Analysis of respiratory pathogens co-infection with age group, comorbidities and symptoms are listed in Table 5. A chi square group difference between number of co-infections among patients with or without COVID-19 and age groups indicated a significant association of moderate effect (χ2 (21, n = 450) = 97.98 p = .001, Cramer’s V = 0.259), while with comorbidities indicated a significant association (χ2 (7, n = 450) = 15.03 p = .036 for hypertension and = 16.79 p = .019 for diabetes; and insignificant association (χ2 (7, n = 488) = 11.81 p = .107 for chronic cardiac diseases.
The most dominant pathogens based on the calculated cumulative score “total infections present in more than 60% of total number of patients” found in all patients are 6.2% HCOV HKU1, 5.3% K. pneumoniae, 4.7% IAV (H1N1) Swl, 4.6% HAdV, 4.4% P. Jirovecii, 4.2% HPIV4, 4.2% EV, 4.1% Bordetella, 4.1% H. Influenza B and 3.3% HCOV NL63 (Fig. 2).
Discussion
Severe acute respiratory infection (SARI), the third leading cause of death globally, represent a challenge for healthcare systems, especially in low- and middle-income countries3,4. A number of respiratory viruses and bacterial etiologies in patients that met SARI criteria have been reported21,22. During COVID-19 pandemic, we experienced a surge of acute respiratory infections caused by several pathogens, including SARS-CoV-2, influenza, RSV, and other seasonal virus and bacteria. The co-circulation of these pathogens increases pressure on healthcare systems, with outbreaks of respiratory infection leading to increased primary care consultations and hospitalizations, particularly for patients with comorbidities and risk factors for severe outcomes18.

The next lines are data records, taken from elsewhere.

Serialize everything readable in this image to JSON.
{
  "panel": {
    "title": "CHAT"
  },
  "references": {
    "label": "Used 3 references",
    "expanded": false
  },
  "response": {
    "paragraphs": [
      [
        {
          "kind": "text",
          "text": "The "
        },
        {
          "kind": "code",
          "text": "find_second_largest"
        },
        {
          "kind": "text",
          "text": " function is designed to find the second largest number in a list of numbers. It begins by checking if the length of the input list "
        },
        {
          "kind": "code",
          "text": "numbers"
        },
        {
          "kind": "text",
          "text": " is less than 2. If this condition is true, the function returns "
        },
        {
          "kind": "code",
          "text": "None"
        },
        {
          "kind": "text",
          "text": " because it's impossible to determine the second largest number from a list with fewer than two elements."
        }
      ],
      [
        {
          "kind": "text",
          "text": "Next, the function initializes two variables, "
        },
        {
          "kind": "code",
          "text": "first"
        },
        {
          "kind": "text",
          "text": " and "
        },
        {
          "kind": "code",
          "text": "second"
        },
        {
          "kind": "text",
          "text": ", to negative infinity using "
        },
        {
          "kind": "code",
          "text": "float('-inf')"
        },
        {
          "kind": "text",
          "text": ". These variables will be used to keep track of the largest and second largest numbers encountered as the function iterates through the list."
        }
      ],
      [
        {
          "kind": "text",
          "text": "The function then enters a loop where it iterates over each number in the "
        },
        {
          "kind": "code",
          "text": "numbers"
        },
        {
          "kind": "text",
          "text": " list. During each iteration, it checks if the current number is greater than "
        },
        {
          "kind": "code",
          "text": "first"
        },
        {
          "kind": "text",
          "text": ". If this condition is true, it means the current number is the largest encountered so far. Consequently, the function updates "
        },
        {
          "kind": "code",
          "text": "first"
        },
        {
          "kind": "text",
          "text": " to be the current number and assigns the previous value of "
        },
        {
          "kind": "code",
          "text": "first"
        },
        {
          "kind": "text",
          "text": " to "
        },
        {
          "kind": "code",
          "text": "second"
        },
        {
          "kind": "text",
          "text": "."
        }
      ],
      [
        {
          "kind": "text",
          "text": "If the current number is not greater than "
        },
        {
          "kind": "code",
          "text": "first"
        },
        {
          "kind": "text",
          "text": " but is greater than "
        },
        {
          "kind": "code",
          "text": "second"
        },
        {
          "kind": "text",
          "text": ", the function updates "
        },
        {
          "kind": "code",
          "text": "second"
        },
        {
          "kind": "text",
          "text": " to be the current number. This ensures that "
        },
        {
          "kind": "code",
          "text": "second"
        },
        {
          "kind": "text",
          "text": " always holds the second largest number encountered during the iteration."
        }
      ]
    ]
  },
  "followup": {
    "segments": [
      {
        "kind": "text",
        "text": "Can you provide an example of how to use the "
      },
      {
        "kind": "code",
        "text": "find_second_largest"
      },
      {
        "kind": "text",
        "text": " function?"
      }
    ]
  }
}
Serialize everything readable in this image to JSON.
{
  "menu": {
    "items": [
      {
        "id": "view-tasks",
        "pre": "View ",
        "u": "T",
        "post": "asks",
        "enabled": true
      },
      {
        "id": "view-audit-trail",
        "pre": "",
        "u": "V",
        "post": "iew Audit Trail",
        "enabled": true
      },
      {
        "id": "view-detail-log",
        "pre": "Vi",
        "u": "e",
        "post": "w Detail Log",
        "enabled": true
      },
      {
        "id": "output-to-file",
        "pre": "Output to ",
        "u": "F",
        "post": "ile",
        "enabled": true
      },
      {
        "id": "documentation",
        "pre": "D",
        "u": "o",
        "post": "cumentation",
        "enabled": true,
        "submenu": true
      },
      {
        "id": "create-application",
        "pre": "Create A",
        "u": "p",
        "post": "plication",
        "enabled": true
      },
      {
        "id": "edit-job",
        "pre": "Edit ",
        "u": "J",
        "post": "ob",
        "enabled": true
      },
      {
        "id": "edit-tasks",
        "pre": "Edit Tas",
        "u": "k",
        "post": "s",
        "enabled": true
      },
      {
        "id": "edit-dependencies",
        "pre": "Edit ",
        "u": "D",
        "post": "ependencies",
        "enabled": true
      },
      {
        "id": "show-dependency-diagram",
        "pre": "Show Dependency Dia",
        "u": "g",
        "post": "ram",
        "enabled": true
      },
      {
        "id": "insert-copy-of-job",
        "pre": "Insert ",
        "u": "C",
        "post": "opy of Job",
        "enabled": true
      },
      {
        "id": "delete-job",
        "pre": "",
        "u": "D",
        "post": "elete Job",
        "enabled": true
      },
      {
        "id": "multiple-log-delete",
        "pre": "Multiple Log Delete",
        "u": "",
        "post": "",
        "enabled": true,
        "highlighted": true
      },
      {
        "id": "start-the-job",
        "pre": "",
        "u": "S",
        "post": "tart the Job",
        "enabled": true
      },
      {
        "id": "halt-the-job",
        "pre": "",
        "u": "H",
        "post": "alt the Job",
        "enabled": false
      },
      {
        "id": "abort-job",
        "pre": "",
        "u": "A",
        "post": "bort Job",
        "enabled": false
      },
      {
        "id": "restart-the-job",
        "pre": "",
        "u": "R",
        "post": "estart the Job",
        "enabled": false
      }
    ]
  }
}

After the first confirmed case of COVID-19 in Egypt in February 2020, SARS-CoV-2 were widely spread with increasing in the number of cases as reported in the official website of the Egyptian Ministry of health (https://www.care.gov.eg/EgyptCare/index.aspx)23. Co-infection with bacteria, fungi, and respiratory viruses in SARS-CoV-2 is of particular importance due to the possibility of increased morbidity and mortality21. Therefore, physicians need to be cognizant about excluding other treatable respiratory pathogens22. The rate of co-infection among these pathogens is unknown. Therefore, a positive diagnostic test for another infection does not exclude the need for other micro-organism testing21.
Our results revealed that out of 599 patients presented with SARI from October 2020 till June 2022, 158 samples showed positive SARS-CoV-2 results. Our positivity rate is within the range found in recent studies reported during same time period during COVID-19 pandemic; 23.1% positive for SARS-CoV-2 among Indian patients with SARI/influenza like illness from April to September 202024; 52% positive for SARS-CoV-2 among Irish SARI cases from July 2021 and April 202225; from 10% to 24% in the EU/EEA depending on the week of report during 202312; and 89% among adult SARI patient in United States between March 2020 and April 202326. This disparity in the prevalence of detection of SARS-CoV-2 during this period may be due to regional variability12, the difference in the inclusion criteria of the cases in the different studies, such as the highest trend reported from U.S. may be attributed to age of included patients (median age was 60 years), meanwhile, our study included age group < 15 - >60 years old. Young age group showed significant low SARS-CoV-2 infection, which matches with studies that reported the frequency of positivity on RT-PCR for SARS-CoV-2 was higher in adults than in adolescence and both were higher than in children27. As reported by Goldstein et al. that children aged under 10y have significantly lower susceptibility to SARS-CoV-2 infection, while adults aged over 60y have elevated susceptibility to infection28. Our results showed that the middle-aged and the elderly made up higher percentage of all patients. Similarly, different studies indicated that patients infected with SARS-CoV-2 are mostly middle-aged and elderly15,29.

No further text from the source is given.